Wednesday, May 10, 2006

"...And what if thou withdraw / In silence from the living?"

Currently in Earphones: "Charlie and the Chocolate Factory" Soundtrack by Danny Elfman.

Wow, Anja and I have hit Seven months of being together. What else can I express other than the usual swell of happiness and contentment at the fact? I love her dearly, and am so lucky and blessed that she loves me the same. Here is to the more months to come spent happily together: E tenebris lux!

Oh, and if I haven't mentioned it before, Danny Elfman kicks amazing musical ass. Going through my under-listened Charlie and the Chocolate Factory score reminds me thus.

Also, I now own a copy and have a fair to middlin' respect for Brotherhood of the Wolf, the second film by Christopher Gans. For the good, I have this to say: Highwayman's Coats + Tricorn Hats + Quarterstaffs + Rain = really cool. It's too bad the shorter version of the opening fight is the one that made it into the final cut; the extended version under the deleted scenes is pretty neat. But when watching the latter you start to marvel more at how extremely durable the peasant thugs are and less what a neat can of whup-ass is opened by our two protagonists. Oh, and as cool and prop-worthy the Henson studio's Beast of Gévaudan is, you'll either like it or hate it. Personally, it would have been cool to have it really be some werewolf type creature instead of...Well...That would be spoiling things.

In school news, I need to be writing a paper in English 3 with poetry comparison. I chose one from the text and my personal favorite, William Cullen Bryant's Thanatopsis. Although my prof, the soon-to-be-off-to-Germany Katharina Schwarz, warned me against the difficult analysis ahead of me, I like the poem enough to put a good effort toward it. What drew me toward it initially (when I read it in high school) was it's lyrical and comforting view of death along with the fact that he wrote the first part when he was 17.

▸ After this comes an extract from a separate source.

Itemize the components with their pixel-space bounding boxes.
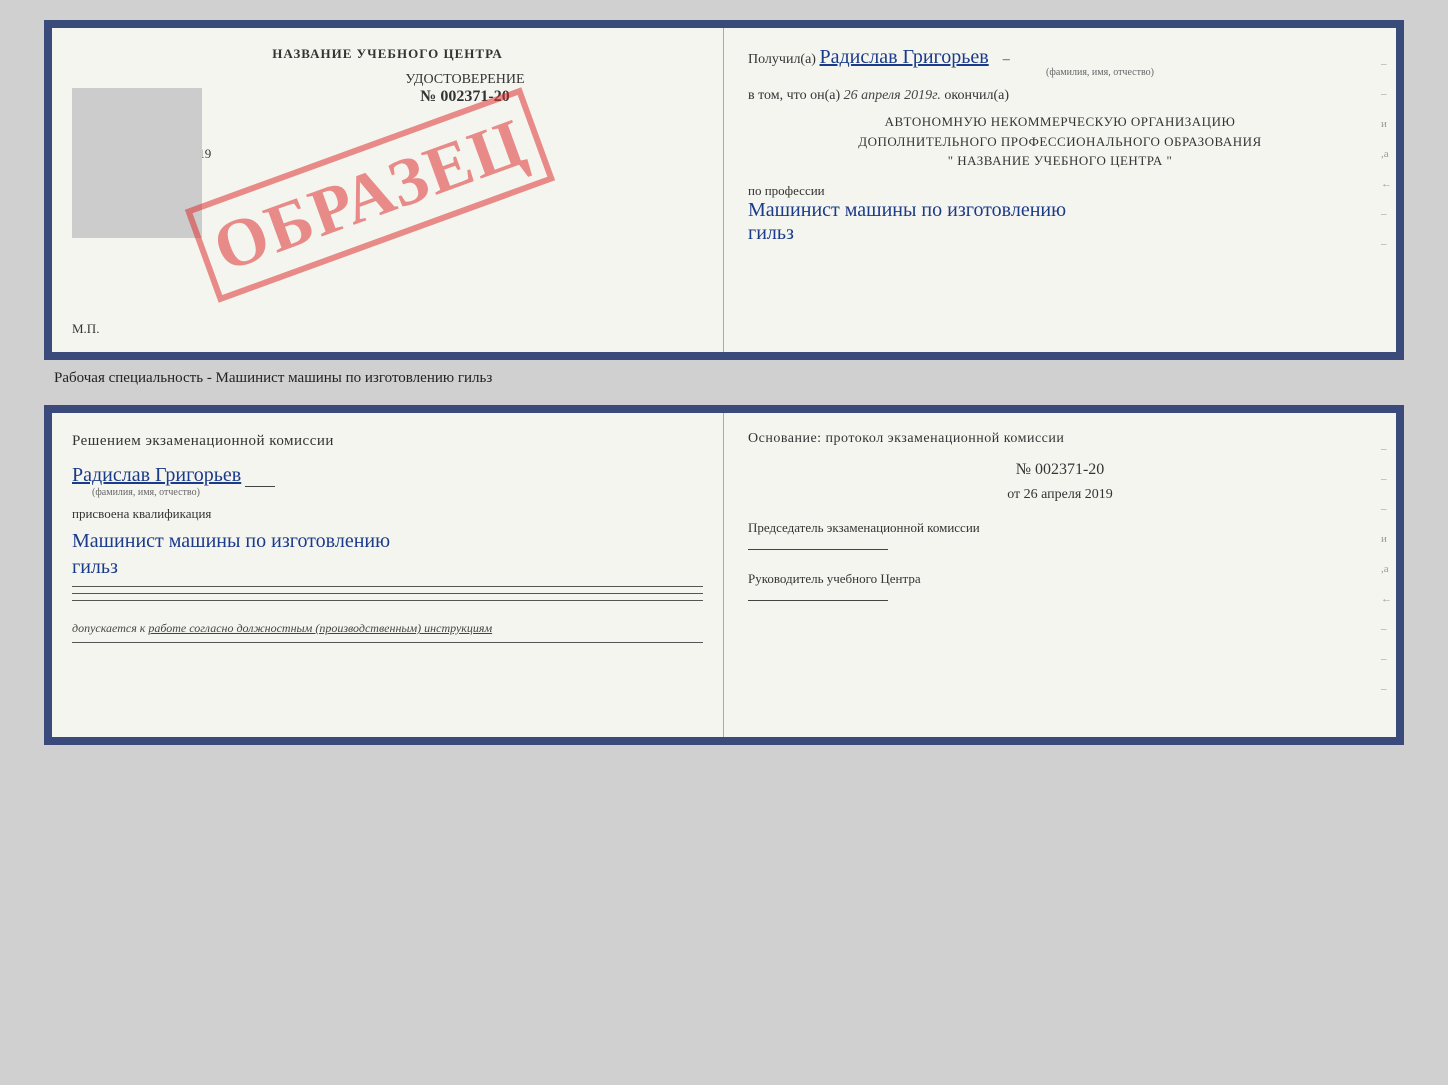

And, for a final bit of news, I got a summer job doing logistics (read, figure out the best way to do great hunks of labor, then do it) work for the UC. Still need to go through a background check and a few more bits of paperwork, but it looks to be profitable, if not intensive.

Enough. More Later,
- James

PS - My back bike tire sprung a leak again, damn it! Turns out it was because the valve of the inner tube hadn't come through the hole in the rim smoothly, and a small crease developed in the tube, visually represented by the valve going gallywunkus at an odd angle instead of straight out. Sure enough, when I dismantled the tire at the bike barn, I could hear the air leaking out of the creased side of the tube. To add insult to injury, there weren't any more extra-tough tubes available, and although I saved a couple of bucks, regular tubes look really flimsy in comparison to those thicker hombres. Ah well, everything is back together and working smoothly. As Preston pointed out, in relation to my luck with my bike, I should be called Mal: "Did the primary buffer panel just fall off my gorramn ship for no apparent reason?"